The need for researchers who can write basic scripts to automate processing pipelines continues to grow. Existing software may do all or most of what you need, but not always conveniently. You will likely need to run multiple programs in sequence to generate the results you need. This sequence is called a pipeline and can often be automated with a simple script. Most computational researchers should set out immediately to learn Unix and scripting, as described in Chapter 3, Using Unix and Chapter 4, Unix Shell Scripting, but learning hard-core programming will be a lower priority for most.

In many cases, however, solid programming skills could turn out to be a major advantage in the race for research grants.

Unfortunately, most scientific software is very low quality. While there are many well-organized projects around, much of the software is developed as someone's thesis and then abandoned after they graduate. The ability to improve or replace low-quality existing software can remove major barriers to your research.

Also, research by definition involves doing things that have never been done before, and this may require writing new software to perform novel analyses.

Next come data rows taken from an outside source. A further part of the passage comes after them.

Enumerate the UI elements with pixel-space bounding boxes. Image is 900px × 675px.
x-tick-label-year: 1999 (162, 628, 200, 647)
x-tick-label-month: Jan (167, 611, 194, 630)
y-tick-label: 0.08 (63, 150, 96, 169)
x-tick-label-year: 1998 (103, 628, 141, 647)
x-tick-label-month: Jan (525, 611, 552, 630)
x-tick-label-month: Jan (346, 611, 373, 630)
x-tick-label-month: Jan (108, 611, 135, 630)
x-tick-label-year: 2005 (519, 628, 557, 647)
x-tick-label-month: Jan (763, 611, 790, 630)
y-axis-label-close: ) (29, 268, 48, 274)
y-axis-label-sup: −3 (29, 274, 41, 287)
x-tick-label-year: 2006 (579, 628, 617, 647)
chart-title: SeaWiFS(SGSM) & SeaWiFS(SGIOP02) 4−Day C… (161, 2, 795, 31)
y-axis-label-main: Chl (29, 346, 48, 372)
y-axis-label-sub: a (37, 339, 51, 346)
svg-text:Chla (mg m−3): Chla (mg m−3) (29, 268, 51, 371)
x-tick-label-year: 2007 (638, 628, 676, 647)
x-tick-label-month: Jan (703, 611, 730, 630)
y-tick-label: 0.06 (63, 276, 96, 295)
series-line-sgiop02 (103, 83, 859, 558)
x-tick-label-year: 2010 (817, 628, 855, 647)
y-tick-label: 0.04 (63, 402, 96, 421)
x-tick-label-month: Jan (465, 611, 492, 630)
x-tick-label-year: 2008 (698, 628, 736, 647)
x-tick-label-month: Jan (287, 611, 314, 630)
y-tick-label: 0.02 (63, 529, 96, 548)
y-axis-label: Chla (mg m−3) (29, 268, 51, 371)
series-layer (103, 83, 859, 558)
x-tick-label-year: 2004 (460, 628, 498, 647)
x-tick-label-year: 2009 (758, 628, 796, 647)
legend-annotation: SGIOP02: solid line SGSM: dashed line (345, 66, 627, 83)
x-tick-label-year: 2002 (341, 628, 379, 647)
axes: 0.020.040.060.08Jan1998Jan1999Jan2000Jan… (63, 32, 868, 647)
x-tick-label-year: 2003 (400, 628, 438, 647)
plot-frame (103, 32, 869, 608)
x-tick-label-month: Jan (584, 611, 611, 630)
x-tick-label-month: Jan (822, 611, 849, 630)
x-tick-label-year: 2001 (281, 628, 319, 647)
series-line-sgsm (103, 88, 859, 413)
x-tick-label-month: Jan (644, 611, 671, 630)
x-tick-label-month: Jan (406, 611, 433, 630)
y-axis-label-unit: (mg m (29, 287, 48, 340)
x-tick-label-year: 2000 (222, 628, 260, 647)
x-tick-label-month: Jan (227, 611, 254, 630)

Hiring someone else to do the programming is not feasible for most researchers. Experienced scientific programmers are very rare, and likely have higher salaries than you do, so you probably can't afford one even if you can find one. You might find a student to work with you on the cheap or free (for credit), but most likely they'll leave you with badly written, unmaintainable code that the next programmer won't be able to work with.

The only sustainable solution for most researchers who need code written is to do it themselves. The question, then, is which of the dozens of popular programming languages should you learn? This topic is covered in detail in Part III, “High Performance Programming”.

For now, suffice it to say that you should become adept at Unix shell scripts, one purely compiled language such as C, which may run hundreds of times faster than scripting languages, and perhaps another interpreted language such as Perl, Python, or R, whichever is most useful in your field. This topic is discussed in more depth below.

Practice

Note

Be sure to thoroughly review the instructions in Section 2, “Practice Problem Instructions” before doing the practice problems below.

What are the three ways to obtain research software?
What kind of programming do most researchers need to learn? Why?
Why is it a good idea for researchers to learn how to program beyond simple scripting?
What is the benefit of learning a compiled language?